Cozzetto Domenico, Jones David T
Bioinformatics Group, Department of Computer Science, University College London, Gower Street, London, WC1E 6BT, UK.
Methods Mol Biol. 2017;1446:55-67. doi: 10.1007/978-1-4939-3743-1_5.
Surveys of public sequence resources show that experimentally supported functional information is still completely missing for a considerable fraction of known proteins and is clearly incomplete for an even larger portion.

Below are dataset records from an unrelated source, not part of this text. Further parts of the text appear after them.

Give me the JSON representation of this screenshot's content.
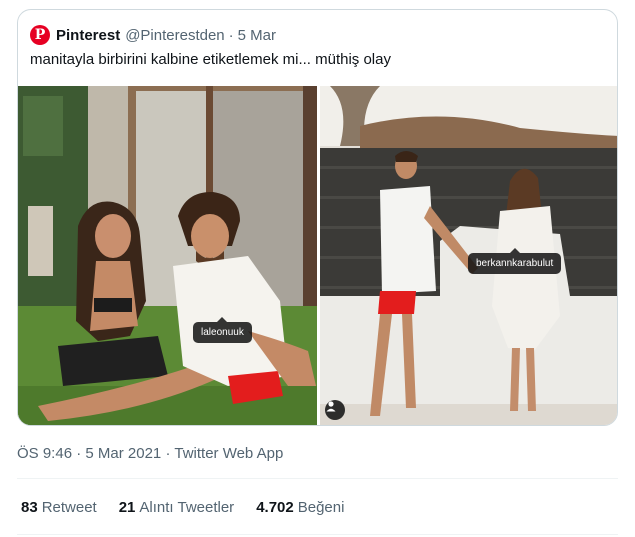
{
  "quoted_tweet": {
    "logo_glyph": "P",
    "logo_icon": "pinterest-logo-icon",
    "brand_color": "#e60023",
    "name": "Pinterest",
    "handle": "@Pinterestden",
    "separator": "·",
    "date": "5 Mar",
    "text": "manitayla birbirini kalbine etiketlemek mi... müthiş olay"
  },
  "media": {
    "left_photo": {
      "tag": "laleonuuk"
    },
    "right_photo": {
      "tag": "berkannkarabulut",
      "badge_icon": "person-tag-icon"
    }
  },
  "meta": {
    "time": "ÖS 9:46",
    "separator": "·",
    "date": "5 Mar 2021",
    "client": "Twitter Web App"
  },
  "stats": {
    "retweets": {
      "count": "83",
      "label": "Retweet"
    },
    "quotes": {
      "count": "21",
      "label": "Alıntı Tweetler"
    },
    "likes": {
      "count": "4.702",
      "label": "Beğeni"
    }
  },
  "colors": {
    "text_primary": "#0f1419",
    "text_secondary": "#536471",
    "border": "#cfd9de"
  }
}
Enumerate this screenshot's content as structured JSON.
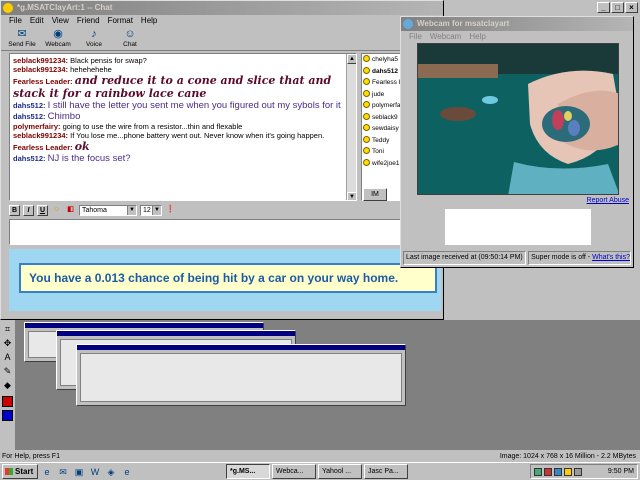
{
  "chat_window": {
    "title": "*g.MSATClayArt:1 -- Chat",
    "menu": [
      "File",
      "Edit",
      "View",
      "Friend",
      "Format",
      "Help"
    ],
    "toolbar": [
      "Send File",
      "Webcam",
      "Voice",
      "Chat"
    ],
    "messages": [
      {
        "nick": "seblack991234:",
        "text": "Black pensis for swap?",
        "style": "normal"
      },
      {
        "nick": "seblack991234:",
        "text": "hehehehehe",
        "style": "normal"
      },
      {
        "nick": "Fearless Leader:",
        "text": "and reduce it to a cone and slice that and stack it for a rainbow lace cane",
        "style": "fancy"
      },
      {
        "nick": "dahs512:",
        "text": "I still have the letter you sent me when you figured out my sybols for it",
        "style": "big"
      },
      {
        "nick": "dahs512:",
        "text": "Chimbo",
        "style": "big"
      },
      {
        "nick": "polymerfairy:",
        "text": "going to use the wire from a resistor...thin and flexable",
        "style": "normal"
      },
      {
        "nick": "seblack991234:",
        "text": "If You lose me...phone battery went out. Never know when it's going happen.",
        "style": "normal"
      },
      {
        "nick": "Fearless Leader:",
        "text": "ok",
        "style": "fancy"
      },
      {
        "nick": "dahs512:",
        "text": "NJ is the focus set?",
        "style": "big"
      }
    ],
    "users": [
      {
        "name": "chelyha5",
        "bold": false
      },
      {
        "name": "dahs512",
        "bold": true
      },
      {
        "name": "Fearless I",
        "bold": false
      },
      {
        "name": "jude",
        "bold": false
      },
      {
        "name": "polymerfa",
        "bold": false
      },
      {
        "name": "seblack9",
        "bold": false
      },
      {
        "name": "sewdaisy",
        "bold": false
      },
      {
        "name": "Teddy",
        "bold": false
      },
      {
        "name": "Toni",
        "bold": false
      },
      {
        "name": "wife2joe1",
        "bold": false
      }
    ],
    "im_label": "IM",
    "format": {
      "bold": "B",
      "italic": "I",
      "underline": "U",
      "font": "Tahoma",
      "size": "12"
    },
    "ad_text": "You have a 0.013 chance of being hit by a car on your way home."
  },
  "webcam_window": {
    "title": "Webcam for msatclayart",
    "menu": [
      "File",
      "Webcam",
      "Help"
    ],
    "report_link": "Report Abuse",
    "status_received": "Last image received at (09:50:14 PM)",
    "status_super": "Super mode is off -",
    "status_link": "What's this?"
  },
  "background_app": {
    "status_left": "For Help, press F1",
    "status_right": "Image:  1024 x 768 x 16 Million - 2.2 MBytes"
  },
  "taskbar": {
    "start_label": "Start",
    "tasks": [
      "*g.MS...",
      "Webca...",
      "Yahool ...",
      "Jasc Pa..."
    ],
    "clock": "9:50 PM"
  },
  "colors": {
    "title_active": "#000080",
    "ad_banner_text": "#1d5aa6",
    "ad_background": "#9fd6f2",
    "webcam_teal": "#0d5a5a"
  }
}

Bioinformatics methods have long made use of very diverse data sources alone or in combination to predict protein function, with the understanding that different data types help elucidate complementary biological roles. This chapter focuses on methods accepting amino acid sequences as input and producing GO term assignments directly as outputs; the relevant biological and computational concepts are presented along with the advantages and limitations of individual approaches.
对公共序列资源的调查表明,对于相当一部分已知蛋白质,实验支持的功能信息仍然完全缺失,而对于更大比例的蛋白质,此类信息显然并不完整。长期以来,生物信息学方法一直单独或组合使用非常多样的数据源来预测蛋白质功能,因为人们明白不同的数据类型有助于阐明互补的生物学作用。本章重点介绍以氨基酸序列作为输入并直接生成基因本体(GO)术语注释作为输出的方法;同时还介绍了相关的生物学和计算概念,以及各个方法的优缺点。